NEW PRODUCT: Alexander Forbes chief executive officer Sundeep Raichura at the unveiling of the post retirement medical scheme in Nairobi. Photo/File
NEW PRODUCT: Alexander Forbes chief executive officer Sundeep Raichura at the unveiling of the post retirement medical scheme in Nairobi. Photo/File

PENSION funds that invested at the Nairobi Securities Exchange may have suffered the first loss in four years last year because of high exposure to the poorly-performing stock market, a financial and risk management services firm said yesterday.

Alexander Forbes, which conducts quarterly surveys on the close to Sh900-billion industry, said the performance of pension funds in 2015 comes close to that witnessed in the aftermath of the post-election violence and global financial crisis of 2008 and a troubled economy in 2011.

Chief executive Sundeep Raichura called on pension funds to diversify their portfolio if they expect returns of more than 15 per cent this year, adding the bumpy ride in 2015 was not likely to signficantly smoothen this year.

“If I look at the outlook for 2016 with an upcoming election (August next year) and continued uncertainty we are seeing in the global markets, we are not forecasting the same level of returns as prevailed in 2012, 2013 and 2014,” Raichura said. “But investing in pension is a long term (venture). You will have one or two years or more where there is volatility but the focus should be on getting a return that beats inflation over the long-term.”

Performance of the pension funds largely mirrors that of the Nairobi Securities Exchange, which lost about 21 per cent last year on high interest rates and a 12. 92 per cent depreciation of the shilling against the US dollar.

In 2014, for example, average pension return eased to 15.5 per cent from 21.4 per cent in 2013, according to Forbes survey, reflecting the slowdown in the NSE's All Share Index to 19.2 per cent from 44.05 per cent in the respective years.

“Based on the surveys that we carry out, most pension funds will probably post a negative return but the figures are still being determined,” Raichura said. “Last year was a difficult for both the equity and bond markets because the NSE had a down-turn.”

He spoke after the firm, which administers about 260 pension schemes with 140,000 members, unveiled an innovative pension plan for a post-retirement medical cover – the first of its kind in the country.

The scheme will be self-regulated because the Retirement Benefits Act and Insurance Act do not have provisions for employee savings for medical insurance scheme after employment.

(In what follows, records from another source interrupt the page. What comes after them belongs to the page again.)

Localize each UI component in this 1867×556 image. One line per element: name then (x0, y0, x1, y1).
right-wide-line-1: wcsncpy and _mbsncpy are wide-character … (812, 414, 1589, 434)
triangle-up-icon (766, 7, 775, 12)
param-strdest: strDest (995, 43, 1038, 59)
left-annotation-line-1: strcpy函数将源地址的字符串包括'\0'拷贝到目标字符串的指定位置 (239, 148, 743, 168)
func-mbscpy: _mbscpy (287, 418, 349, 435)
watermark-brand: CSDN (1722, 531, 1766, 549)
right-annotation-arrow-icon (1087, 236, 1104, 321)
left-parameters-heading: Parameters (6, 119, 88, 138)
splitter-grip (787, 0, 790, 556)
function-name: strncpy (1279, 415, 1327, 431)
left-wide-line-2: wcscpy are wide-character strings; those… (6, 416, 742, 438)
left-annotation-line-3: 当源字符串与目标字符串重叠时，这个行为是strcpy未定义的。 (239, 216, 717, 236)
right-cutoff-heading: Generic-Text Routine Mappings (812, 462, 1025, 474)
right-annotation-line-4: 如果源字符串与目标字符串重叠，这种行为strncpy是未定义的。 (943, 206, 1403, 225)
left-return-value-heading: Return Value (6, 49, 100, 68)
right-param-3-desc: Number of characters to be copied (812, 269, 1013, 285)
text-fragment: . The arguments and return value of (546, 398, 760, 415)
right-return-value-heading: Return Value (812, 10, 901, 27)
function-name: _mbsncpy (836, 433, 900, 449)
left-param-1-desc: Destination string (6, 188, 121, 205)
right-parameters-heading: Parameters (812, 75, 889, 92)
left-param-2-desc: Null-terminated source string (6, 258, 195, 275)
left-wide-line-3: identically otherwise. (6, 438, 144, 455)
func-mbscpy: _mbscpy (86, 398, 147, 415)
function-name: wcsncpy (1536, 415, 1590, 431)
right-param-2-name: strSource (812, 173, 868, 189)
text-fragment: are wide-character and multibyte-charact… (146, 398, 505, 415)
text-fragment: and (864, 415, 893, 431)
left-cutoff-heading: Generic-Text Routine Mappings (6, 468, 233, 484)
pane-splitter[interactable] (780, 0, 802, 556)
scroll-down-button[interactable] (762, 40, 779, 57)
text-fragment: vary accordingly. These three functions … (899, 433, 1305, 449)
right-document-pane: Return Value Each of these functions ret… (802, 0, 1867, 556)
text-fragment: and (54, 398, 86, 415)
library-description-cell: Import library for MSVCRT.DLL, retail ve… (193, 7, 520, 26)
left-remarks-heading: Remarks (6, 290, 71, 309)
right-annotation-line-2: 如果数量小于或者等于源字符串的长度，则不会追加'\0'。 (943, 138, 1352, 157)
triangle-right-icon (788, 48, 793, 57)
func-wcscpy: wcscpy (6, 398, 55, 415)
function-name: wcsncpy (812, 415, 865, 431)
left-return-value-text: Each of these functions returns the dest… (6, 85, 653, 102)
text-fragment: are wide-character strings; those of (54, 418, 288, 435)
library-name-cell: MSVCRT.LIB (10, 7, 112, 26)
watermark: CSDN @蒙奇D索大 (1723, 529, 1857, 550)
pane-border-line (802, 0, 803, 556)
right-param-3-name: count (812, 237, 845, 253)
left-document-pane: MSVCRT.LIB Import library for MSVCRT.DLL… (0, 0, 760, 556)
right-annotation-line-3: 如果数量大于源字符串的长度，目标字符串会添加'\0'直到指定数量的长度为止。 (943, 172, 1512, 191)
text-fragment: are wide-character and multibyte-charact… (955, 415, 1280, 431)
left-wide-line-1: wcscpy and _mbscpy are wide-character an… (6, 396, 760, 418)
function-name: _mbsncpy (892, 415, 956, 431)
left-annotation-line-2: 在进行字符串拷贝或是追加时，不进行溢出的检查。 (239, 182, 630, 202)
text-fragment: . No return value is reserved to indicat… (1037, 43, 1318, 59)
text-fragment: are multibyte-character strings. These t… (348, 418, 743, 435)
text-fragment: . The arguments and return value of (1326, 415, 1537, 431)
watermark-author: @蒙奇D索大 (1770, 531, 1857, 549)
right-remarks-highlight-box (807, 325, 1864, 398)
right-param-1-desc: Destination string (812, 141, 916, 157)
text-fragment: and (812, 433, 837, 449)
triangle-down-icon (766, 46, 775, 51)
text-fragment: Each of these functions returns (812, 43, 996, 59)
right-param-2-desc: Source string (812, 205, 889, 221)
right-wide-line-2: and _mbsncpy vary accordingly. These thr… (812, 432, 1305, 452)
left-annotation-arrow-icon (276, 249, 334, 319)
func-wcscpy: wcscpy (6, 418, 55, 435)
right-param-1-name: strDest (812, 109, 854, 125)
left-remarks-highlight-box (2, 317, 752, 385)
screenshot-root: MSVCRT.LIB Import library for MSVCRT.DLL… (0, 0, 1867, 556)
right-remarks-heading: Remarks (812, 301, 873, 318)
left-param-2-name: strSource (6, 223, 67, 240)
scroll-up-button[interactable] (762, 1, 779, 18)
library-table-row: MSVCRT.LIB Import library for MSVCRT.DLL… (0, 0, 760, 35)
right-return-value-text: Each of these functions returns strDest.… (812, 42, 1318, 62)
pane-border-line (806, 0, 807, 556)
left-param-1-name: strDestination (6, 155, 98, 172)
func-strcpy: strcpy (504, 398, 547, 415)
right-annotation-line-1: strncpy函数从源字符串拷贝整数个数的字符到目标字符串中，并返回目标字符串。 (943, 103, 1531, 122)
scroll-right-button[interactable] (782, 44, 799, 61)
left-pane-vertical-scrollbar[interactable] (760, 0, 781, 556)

“We have said to both regulators (Retirement Benefits Authority and Insurance Regulatory Authority) that we will subject ourselves to regulations … because the way it is structured is identical to any pension scheme,” Raichura said. “We will have a board of trustees, a trust fund, a fund manager to invest the money, a custodian to hold the money and as Alexander Forbes, we will provide administrative and advisory framework.”

The scheme dubbed Ngao Milele will target a return of 2.5 per cent above inflation, which is lower than the three and four per cent target for other schemes because payments are “likely to made earlier”.